Abstract
Develops a rigorous and accurate semantics for x86 multiprocessor programs, from instruction decoding to relaxed memory model, mechanized in HOL. Tests the semantics against actual processors and the vendor litmus-test examples, and gives an equivalent abstract-machine characterization of the axiomatic memory model. For programs that are (in some precise sense) data-race free, proves in HOL that their behavior is sequentially consistent. Also contrasts the x86 model with some aspects of Power and ARM behavior.
Comments
Processor architecture memory models are historically underspecified and this is a noble effort at remedying that. Not only did they pore over vendor documentation, they built tools for doing empirical testing to help resolve ambiguities and beat the bushes inside and outside Intel to get what information they could.
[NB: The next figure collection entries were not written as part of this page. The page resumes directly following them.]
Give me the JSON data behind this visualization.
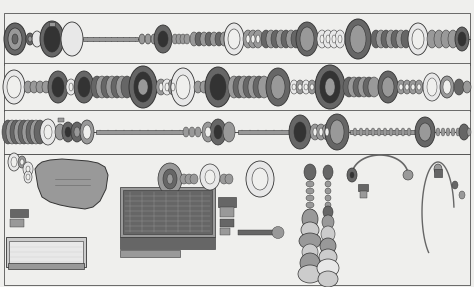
{
  "bg_color": "#efefed",
  "dark": "#333333",
  "mid": "#666666",
  "light": "#999999",
  "vlight": "#cccccc",
  "white": "#e8e8e8",
  "fig_width": 4.74,
  "fig_height": 2.87,
  "dpi": 100
}
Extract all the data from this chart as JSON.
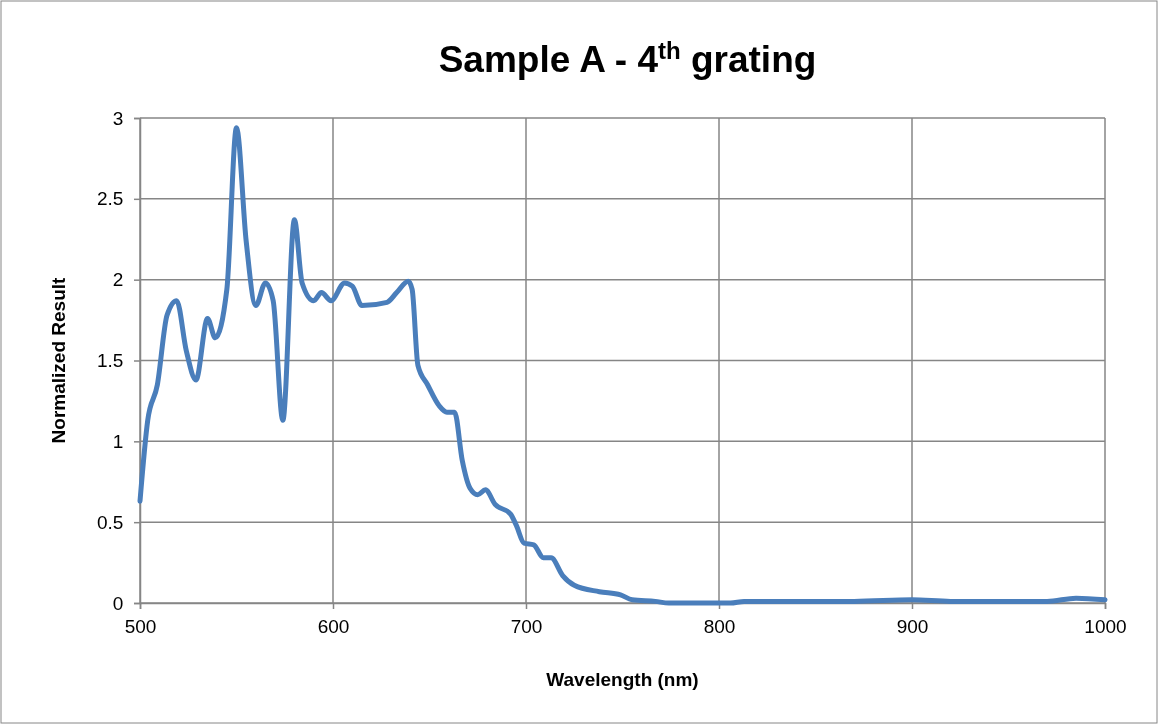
{
  "chart_data": {
    "type": "line",
    "title": "Sample A - 4$^{th}$ grating",
    "xlabel": "Wavelength (nm)",
    "ylabel": "Normalized Result",
    "x": [
      500,
      504,
      509,
      514,
      519,
      524,
      529,
      535,
      539,
      545,
      550,
      555,
      560,
      565,
      569,
      574,
      580,
      584,
      590,
      594,
      599,
      606,
      610,
      615,
      628,
      633,
      639,
      641,
      644,
      649,
      655,
      659,
      663,
      667,
      671,
      675,
      679,
      684,
      692,
      695,
      699,
      704,
      709,
      713,
      719,
      725,
      738,
      749,
      755,
      767,
      774,
      790,
      806,
      813,
      830,
      850,
      870,
      900,
      920,
      950,
      970,
      985,
      1000
    ],
    "series": [
      {
        "color": "#4a7ebb",
        "values": [
          0.63,
          1.13,
          1.35,
          1.78,
          1.87,
          1.56,
          1.38,
          1.76,
          1.64,
          1.94,
          2.94,
          2.24,
          1.84,
          1.98,
          1.87,
          1.13,
          2.37,
          1.98,
          1.87,
          1.92,
          1.87,
          1.98,
          1.96,
          1.84,
          1.86,
          1.92,
          1.99,
          1.94,
          1.47,
          1.35,
          1.22,
          1.18,
          1.18,
          0.88,
          0.71,
          0.67,
          0.7,
          0.61,
          0.55,
          0.48,
          0.37,
          0.36,
          0.28,
          0.28,
          0.17,
          0.11,
          0.07,
          0.05,
          0.02,
          0.01,
          0,
          0,
          0,
          0.01,
          0.01,
          0.01,
          0.01,
          0.02,
          0.01,
          0.01,
          0.01,
          0.03,
          0.02
        ]
      }
    ],
    "xlim": [
      500,
      1000
    ],
    "xticks": [
      500,
      600,
      700,
      800,
      900,
      1000
    ],
    "ylim": [
      0,
      3
    ],
    "yticks": [
      0,
      0.5,
      1,
      1.5,
      2,
      2.5,
      3
    ],
    "grid": true,
    "marker": "none",
    "line_style": "solid"
  }
}
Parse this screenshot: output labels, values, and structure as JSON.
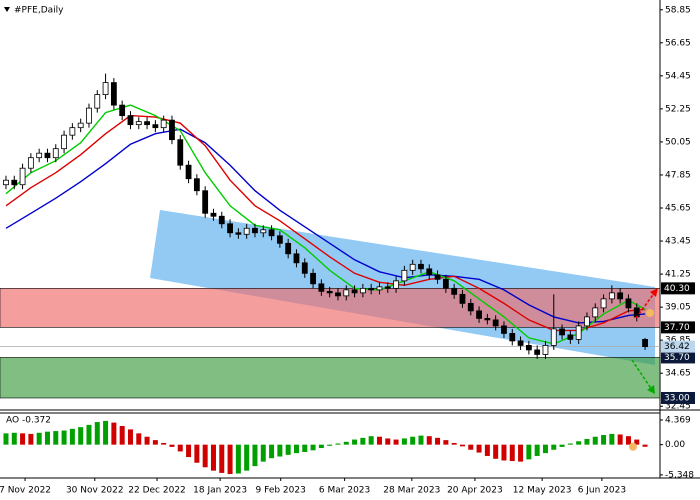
{
  "chart_data": {
    "type": "candlestick",
    "title": "#PFE,Daily",
    "xlim": [
      -0.72,
      78.8
    ],
    "xticks": [
      {
        "value": 2.3,
        "label": "7 Nov 2022"
      },
      {
        "value": 10.7,
        "label": "30 Nov 2022"
      },
      {
        "value": 18.2,
        "label": "22 Dec 2022"
      },
      {
        "value": 25.8,
        "label": "18 Jan 2023"
      },
      {
        "value": 33.1,
        "label": "9 Feb 2023"
      },
      {
        "value": 40.8,
        "label": "6 Mar 2023"
      },
      {
        "value": 48.9,
        "label": "28 Mar 2023"
      },
      {
        "value": 56.5,
        "label": "20 Apr 2023"
      },
      {
        "value": 64.6,
        "label": "12 May 2023"
      },
      {
        "value": 71.8,
        "label": "6 Jun 2023"
      }
    ],
    "ylim": [
      32.2,
      59.5
    ],
    "yticks": [
      58.85,
      56.65,
      54.45,
      52.25,
      50.05,
      47.85,
      45.65,
      43.45,
      41.25,
      39.05,
      36.85,
      34.65,
      32.45
    ],
    "up_color": "#ffffff",
    "down_color": "#000000",
    "candles": [
      [
        47.2,
        47.8,
        46.9,
        47.5
      ],
      [
        47.5,
        47.8,
        46.9,
        47.2
      ],
      [
        47.2,
        48.6,
        46.9,
        48.3
      ],
      [
        48.3,
        49.3,
        48.0,
        49.0
      ],
      [
        49.0,
        49.6,
        48.7,
        49.3
      ],
      [
        49.3,
        49.6,
        48.7,
        49.0
      ],
      [
        49.0,
        49.9,
        48.7,
        49.6
      ],
      [
        49.6,
        50.8,
        49.3,
        50.5
      ],
      [
        50.5,
        51.3,
        50.2,
        51.0
      ],
      [
        51.0,
        51.6,
        50.7,
        51.3
      ],
      [
        51.3,
        52.6,
        51.0,
        52.3
      ],
      [
        52.3,
        53.5,
        52.0,
        53.2
      ],
      [
        53.2,
        54.6,
        52.9,
        54.0
      ],
      [
        54.0,
        54.3,
        52.2,
        52.5
      ],
      [
        52.5,
        52.8,
        51.5,
        51.8
      ],
      [
        51.8,
        52.1,
        50.9,
        51.2
      ],
      [
        51.2,
        51.7,
        50.9,
        51.4
      ],
      [
        51.4,
        51.7,
        50.9,
        51.2
      ],
      [
        51.2,
        51.5,
        50.7,
        51.0
      ],
      [
        51.0,
        51.8,
        50.7,
        51.5
      ],
      [
        51.5,
        51.8,
        49.9,
        50.2
      ],
      [
        50.2,
        50.5,
        48.2,
        48.5
      ],
      [
        48.5,
        48.8,
        47.3,
        47.6
      ],
      [
        47.6,
        47.9,
        46.5,
        46.8
      ],
      [
        46.8,
        47.1,
        45.0,
        45.3
      ],
      [
        45.3,
        45.6,
        44.8,
        45.1
      ],
      [
        45.1,
        45.4,
        44.3,
        44.6
      ],
      [
        44.6,
        44.9,
        43.7,
        44.0
      ],
      [
        44.0,
        44.3,
        43.6,
        43.9
      ],
      [
        43.9,
        44.6,
        43.6,
        44.3
      ],
      [
        44.3,
        44.6,
        43.7,
        44.0
      ],
      [
        44.0,
        44.5,
        43.7,
        44.2
      ],
      [
        44.2,
        44.5,
        43.5,
        43.8
      ],
      [
        43.8,
        44.1,
        43.0,
        43.3
      ],
      [
        43.3,
        43.6,
        42.3,
        42.6
      ],
      [
        42.6,
        42.9,
        41.7,
        42.0
      ],
      [
        42.0,
        42.3,
        41.0,
        41.3
      ],
      [
        41.3,
        41.6,
        40.3,
        40.6
      ],
      [
        40.6,
        40.9,
        39.8,
        40.1
      ],
      [
        40.1,
        40.4,
        39.7,
        40.0
      ],
      [
        40.0,
        40.3,
        39.5,
        39.8
      ],
      [
        39.8,
        40.5,
        39.5,
        40.2
      ],
      [
        40.2,
        40.5,
        39.7,
        40.0
      ],
      [
        40.0,
        40.6,
        39.7,
        40.3
      ],
      [
        40.3,
        40.6,
        39.9,
        40.2
      ],
      [
        40.2,
        40.7,
        39.9,
        40.4
      ],
      [
        40.4,
        40.7,
        40.0,
        40.3
      ],
      [
        40.3,
        41.1,
        40.0,
        40.8
      ],
      [
        40.8,
        41.8,
        40.5,
        41.5
      ],
      [
        41.5,
        42.2,
        41.2,
        41.9
      ],
      [
        41.9,
        42.2,
        41.3,
        41.6
      ],
      [
        41.6,
        41.9,
        40.9,
        41.2
      ],
      [
        41.2,
        41.5,
        40.6,
        40.9
      ],
      [
        40.9,
        41.2,
        40.0,
        40.3
      ],
      [
        40.3,
        40.6,
        39.6,
        39.9
      ],
      [
        39.9,
        40.2,
        39.0,
        39.3
      ],
      [
        39.3,
        39.6,
        38.5,
        38.8
      ],
      [
        38.8,
        39.1,
        38.0,
        38.3
      ],
      [
        38.3,
        38.6,
        37.9,
        38.2
      ],
      [
        38.2,
        38.5,
        37.5,
        37.8
      ],
      [
        37.8,
        38.1,
        37.0,
        37.3
      ],
      [
        37.3,
        37.6,
        36.5,
        36.8
      ],
      [
        36.8,
        37.1,
        36.2,
        36.5
      ],
      [
        36.5,
        36.8,
        35.9,
        36.2
      ],
      [
        36.2,
        36.5,
        35.6,
        35.9
      ],
      [
        35.9,
        36.8,
        35.6,
        36.5
      ],
      [
        36.5,
        39.9,
        36.2,
        37.6
      ],
      [
        37.6,
        37.9,
        36.9,
        37.2
      ],
      [
        37.2,
        37.5,
        36.6,
        36.9
      ],
      [
        36.9,
        38.1,
        36.6,
        37.8
      ],
      [
        37.8,
        38.7,
        37.5,
        38.4
      ],
      [
        38.4,
        39.3,
        38.1,
        39.0
      ],
      [
        39.0,
        39.9,
        38.7,
        39.6
      ],
      [
        39.6,
        40.5,
        39.3,
        40.0
      ],
      [
        40.0,
        40.3,
        39.3,
        39.6
      ],
      [
        39.6,
        39.9,
        38.7,
        39.0
      ],
      [
        39.0,
        39.3,
        38.1,
        38.4
      ],
      [
        36.9,
        37.0,
        36.2,
        36.42
      ]
    ],
    "ma_x": [
      0,
      3,
      6,
      9,
      12,
      15,
      18,
      21,
      24,
      27,
      30,
      33,
      36,
      39,
      42,
      45,
      48,
      51,
      54,
      57,
      60,
      63,
      66,
      69,
      72,
      75,
      77
    ],
    "series": [
      {
        "color": "#0000cc",
        "values": [
          44.3,
          45.3,
          46.3,
          47.4,
          48.6,
          49.9,
          50.6,
          50.9,
          50.0,
          48.5,
          46.8,
          45.5,
          44.4,
          43.3,
          42.2,
          41.4,
          41.0,
          41.2,
          41.1,
          40.9,
          40.2,
          39.2,
          38.4,
          38.0,
          38.1,
          38.5,
          38.6
        ]
      },
      {
        "color": "#dd0000",
        "values": [
          45.8,
          47.0,
          48.0,
          49.2,
          50.6,
          51.8,
          51.7,
          51.3,
          49.8,
          47.5,
          45.8,
          44.8,
          43.6,
          42.4,
          41.3,
          40.7,
          40.5,
          40.9,
          41.1,
          40.3,
          39.3,
          38.2,
          37.5,
          37.5,
          38.0,
          38.8,
          38.9
        ]
      },
      {
        "color": "#00cc00",
        "values": [
          46.6,
          48.0,
          48.8,
          50.0,
          52.0,
          52.5,
          51.8,
          50.8,
          48.0,
          45.8,
          44.5,
          44.2,
          43.0,
          41.5,
          40.3,
          40.2,
          40.8,
          41.4,
          40.8,
          39.6,
          38.4,
          37.0,
          36.6,
          37.3,
          38.6,
          39.5,
          38.9
        ]
      }
    ],
    "zones": [
      {
        "from": {
          "value": 40.3,
          "label": "40.30"
        },
        "to": {
          "value": 37.7,
          "label": "37.70"
        },
        "color": "#f06a6a",
        "label_color": "#000000"
      },
      {
        "from": {
          "value": 35.7,
          "label": "35.70"
        },
        "to": {
          "value": 33.0,
          "label": "33.00"
        },
        "color": "#3e9b3e",
        "label_color": "#0b1a3a"
      }
    ],
    "current": 36.42,
    "ao": {
      "label": "AO",
      "ylim": [
        -5.9,
        5.6
      ],
      "yticks": [
        4.369,
        {
          "value": 0,
          "label": "0.00"
        },
        -5.348
      ],
      "up_color": "#00a000",
      "down_color": "#d00000",
      "values": [
        2.0,
        2.1,
        2.0,
        1.9,
        2.1,
        2.3,
        2.4,
        2.5,
        2.8,
        3.1,
        3.5,
        4.0,
        4.2,
        3.9,
        3.3,
        2.7,
        2.0,
        1.4,
        0.8,
        0.3,
        -0.4,
        -1.2,
        -2.2,
        -3.2,
        -4.0,
        -4.6,
        -5.0,
        -5.2,
        -5.1,
        -4.6,
        -3.8,
        -3.0,
        -2.4,
        -2.1,
        -1.8,
        -1.5,
        -1.3,
        -1.0,
        -0.6,
        -0.2,
        0.2,
        0.5,
        0.9,
        1.2,
        1.5,
        1.4,
        1.1,
        0.9,
        1.1,
        1.4,
        1.6,
        1.5,
        1.2,
        0.8,
        0.3,
        -0.3,
        -0.9,
        -1.4,
        -2.0,
        -2.5,
        -2.8,
        -2.9,
        -3.0,
        -2.6,
        -2.0,
        -1.5,
        -0.9,
        -0.4,
        0.2,
        0.6,
        1.0,
        1.4,
        1.7,
        1.9,
        1.8,
        1.5,
        0.9,
        -0.372
      ]
    }
  }
}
Interestingly, the model presented in this paper turned out to have some problems, and based on spec refinements from Intel and more testing, they developed a new model based on total store order rather than causal consistency which more accurately reflects reality. They also provide source for many of their tools and their mechanized proofs on their website.
The whole business is dauntingly complex. The concrete examples demonstrating the axioms in the axiomatic semantics show just how difficult it can be to reason about relaxed memory models. The axiomatic semantics itself was a bear for me to comprehend, but that’s more the double whammy of unfamiliar notation and the complexity of the underlying memory models. They are also working on a machine model which is far nicer for developing an intuition, though less useful for proofs. Fortunately, most of us don’t have to think about all this because we can just use locks to avoid data races and rely on the (proven) fact that data race free programs see sequentially consistent memory, but VM and OS implementers will no doubt appreciate unambiguous answers to tricky edge cases.